Tuesday 21 October 2014

Filled and Overflowing

A weekend away from normal, hours of uplifting conversation, many laughs between girlfriends, the kind of sharing that connects people, worshipping with 9,000 women, and soaking in such great speakers have left me filled.  I arrived at the conference in "a pretty good place" with Jesus.  A place that seemed better and better every time I heard what other people are dealing with.

So I am thankful.  Thank you, Jesus, that we could afford the financial cost of the weekend.  Thank you that Bernie is such a competent father and was willing to look after the boys.  Thank you that each of the kids was in a place where they could handle me leaving.  Thank you that we were all at full health.  Thank you that we have so much family who can help out.  Thank you that Syl was willing to go with me.  Thank you for the pain and hurt you have spared me in my life.  Thank you for my roots.
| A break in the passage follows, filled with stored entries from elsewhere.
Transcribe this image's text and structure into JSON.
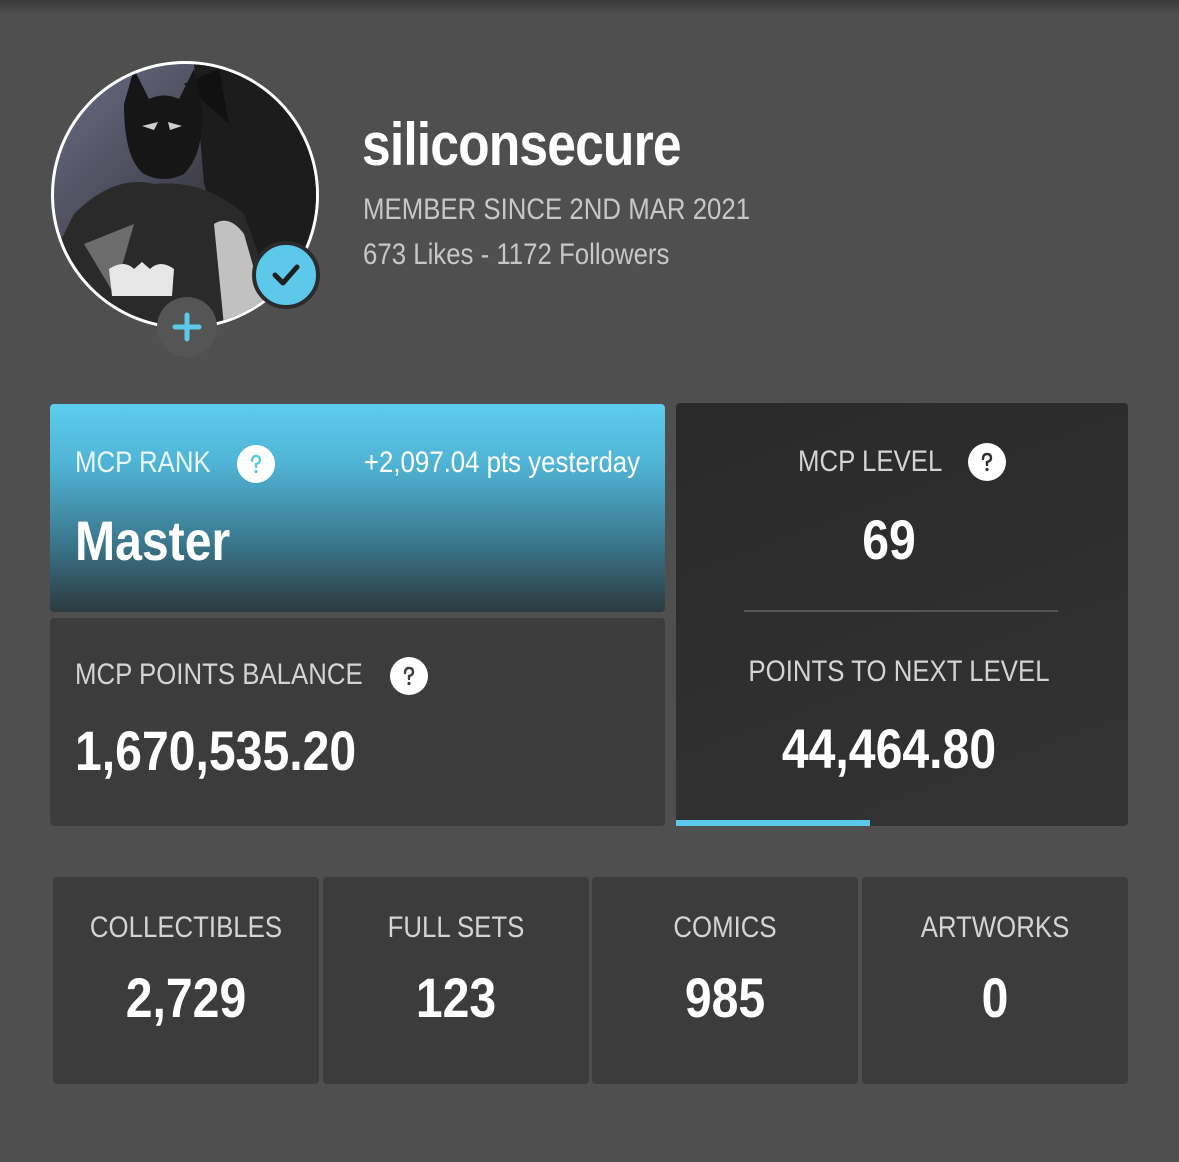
{
  "profile": {
    "username": "siliconsecure",
    "member_since": "MEMBER SINCE 2ND MAR 2021",
    "likes_followers": "673 Likes - 1172 Followers",
    "verified": true
  },
  "rank": {
    "label": "MCP RANK",
    "yesterday": "+2,097.04 pts yesterday",
    "value": "Master"
  },
  "balance": {
    "label": "MCP POINTS BALANCE",
    "value": "1,670,535.20"
  },
  "level": {
    "label": "MCP LEVEL",
    "value": "69",
    "next_label": "POINTS TO NEXT LEVEL",
    "next_value": "44,464.80",
    "progress_fraction": 0.43
  },
  "counters": [
    {
      "label": "COLLECTIBLES",
      "value": "2,729"
    },
    {
      "label": "FULL SETS",
      "value": "123"
    },
    {
      "label": "COMICS",
      "value": "985"
    },
    {
      "label": "ARTWORKS",
      "value": "0"
    }
  ],
  "colors": {
    "accent": "#5cc8ea",
    "background": "#4f4f4f",
    "card": "#3c3c3c"
  },
  "icons": {
    "verified": "check-icon",
    "follow": "plus-icon",
    "help": "question-icon"
  }
}
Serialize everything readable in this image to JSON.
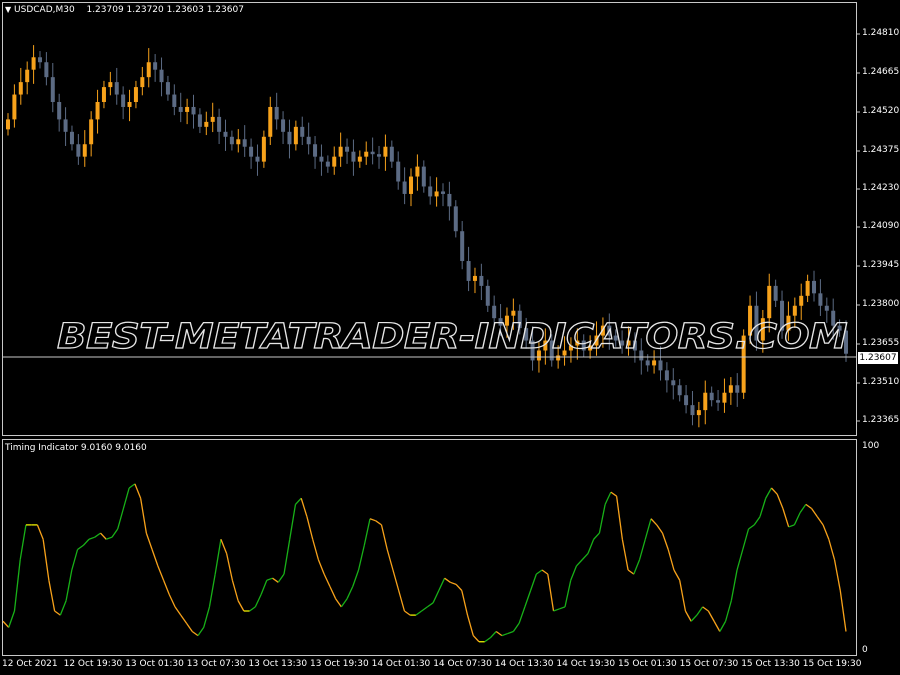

And thank you for being with me in this place of goodness, where I can go and soak up truth and your story.  There are many snippets that are ringing in my ears still, but the underlying thread is your story.  I was moved to hear of how powerfully present you have been in so many people's lives - from the speakers to the music artists to the people I travelled with.  I was challenged to remember no matter where I am right now, every part of my life and faith journey is a season.  And that you are most powerfully present when you seem to be most apparently absent.

I feel filled, Jesus.  I feel filled from this weekend and I want it to overflow.  It is so easy and natural for me to overflow your love onto my friends, neighbours, and acquaintances.  It is easy to see their needs and acknowledge them.  That comes naturally for me.

But I want this filling to overflow onto my family.  The place where I am more stressed and less polished than anywhere else.  Onto my husband, who sees the worst of me.  Onto my kids, who see the most of me.  Onto the ones who are already predisposed to being annoyed by me.